I've been blogging since 2007 and at this point (July 2015) am trying my hand at turning the theme of this blog towards mystery, thriller, and crime, fiction and nonfiction. I have some special interest topics and categories within this broad genre which include (but are not limited to) serial killers, scandi-crime, Victorian history and historicals, history of the criminally insane and asylums, psychopathology, death, funerary practices and burial, corpses, true crime and anything dealing with the real life macabre, or that portrayed in fiction.

I also read a short story a day from various collections, sometimes anthologies othertimes collections of a single author's work. These reviews are also posted here and while they are of mixed genre the mystery, thriller, horror, gothic and macabre often appear within their pages as well.

I also blog about
graphic novels and manga on a separate BLOG.

Friday, August 8, 2008

138. Abel's Island

Abel's Island
Written and Illustrated by William Steig

Pages: 119
Finished: Aug. 7, 2008
First Published: 1976
Genre: children's, animal fantasy
Award: Newbery Honor book
Rating: 4/5

Reason for Reading: read aloud to my 8yo. Decades Challenge

First sentence:

Early in August 1907, the first year of their marriage, Abel and Amanda went to picnic in the woods some distance from the town where they lived.

Comments: While on a picnic, a storm rises and Abel and his wife, Amanda, along with others find shelter in a cave. Amanda's scarf blows off and Abel chases after it, but the storm is too much now and he is blown down the hill, into a river, over a waterfall, and eventually lands on a small deserted island. Abel, who has led a quiet, work-free, rich life up to this point now must work for his survival in an unknown landscape.

This is a beautiful story. Abel learns so much about life from being on his own and having to work to survive. At first he desperately tries to escape but the swift flowing river stops him every time. He logically devises ways to cross but as time goes by his ideas become more outlandish until he realizes the only way off is to survive and wait for help. As this dandy rises to the challenges of his new life he begins to actually enjoy his life and starts to wonder what he will do when (he never loses hope) he gets back home as he does not want to give up this new found life of labour.
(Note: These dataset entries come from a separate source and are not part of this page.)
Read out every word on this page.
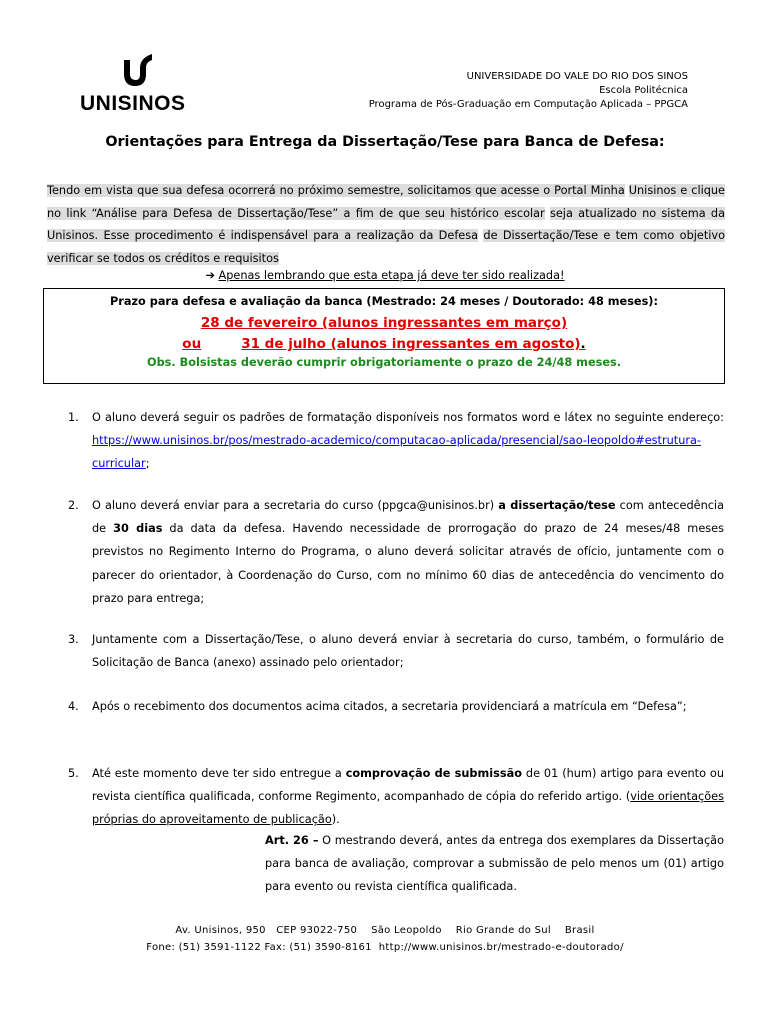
UNISINOS
UNIVERSIDADE DO VALE DO RIO DOS SINOS
Escola Politécnica
Programa de Pós-Graduação em Computação Aplicada – PPGCA
Orientações para Entrega da Dissertação/Tese para Banca de Defesa:
Tendo em vista que sua defesa ocorrerá no próximo semestre, solicitamos que acesse o Portal Minha Unisinos e clique no link “Análise para Defesa de Dissertação/Tese” a fim de que seu histórico escolar seja atualizado no sistema da Unisinos. Esse procedimento é indispensável para a realização da Defesa de Dissertação/Tese e tem como objetivo verificar se todos os créditos e requisitos
➔ Apenas lembrando que esta etapa já deve ter sido realizada!
Prazo para defesa e avaliação da banca (Mestrado: 24 meses / Doutorado: 48 meses):
28 de fevereiro (alunos ingressantes em março)
ou	31 de julho (alunos ingressantes em agosto).
Obs. Bolsistas deverão cumprir obrigatoriamente o prazo de 24/48 meses.
1. O aluno deverá seguir os padrões de formatação disponíveis nos formatos word e látex no seguinte endereço: https://www.unisinos.br/pos/mestrado-academico/computacao-aplicada/presencial/sao-leopoldo#estrutura-curricular;
2. O aluno deverá enviar para a secretaria do curso (ppgca@unisinos.br) a dissertação/tese com antecedência de 30 dias da data da defesa. Havendo necessidade de prorrogação do prazo de 24 meses/48 meses previstos no Regimento Interno do Programa, o aluno deverá solicitar através de ofício, juntamente com o parecer do orientador, à Coordenação do Curso, com no mínimo 60 dias de antecedência do vencimento do prazo para entrega;
3. Juntamente com a Dissertação/Tese, o aluno deverá enviar à secretaria do curso, também, o formulário de Solicitação de Banca (anexo) assinado pelo orientador;
4. Após o recebimento dos documentos acima citados, a secretaria providenciará a matrícula em “Defesa”;
5. Até este momento deve ter sido entregue a comprovação de submissão de 01 (hum) artigo para evento ou revista científica qualificada, conforme Regimento, acompanhado de cópia do referido artigo. (vide orientações próprias do aproveitamento de publicação).
Art. 26 – O mestrando deverá, antes da entrega dos exemplares da Dissertação para banca de avaliação, comprovar a submissão de pelo menos um (01) artigo para evento ou revista científica qualificada.
Av. Unisinos, 950   CEP 93022-750    São Leopoldo    Rio Grande do Sul    Brasil
Fone: (51) 3591-1122 Fax: (51) 3590-8161  http://www.unisinos.br/mestrado-e-doutorado/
I found the story heart-warming, with a message to never give up and to keep your faith even in the hardest of times. The 8yo loved it as well and he thought it was hilarious and exciting.

I read this as child but this is the first time I've re-read it and it makes me want to re-read some more of Steig's books.


  1. This is one of the Newberys that I haven't had a chance to read, and it sounds perfect for a read-aloud for my kids. I'll put it on our list. Thanks for the review!

  2. Oh, I definitely think this is made for reading aloud. Hope you guys enjoy it!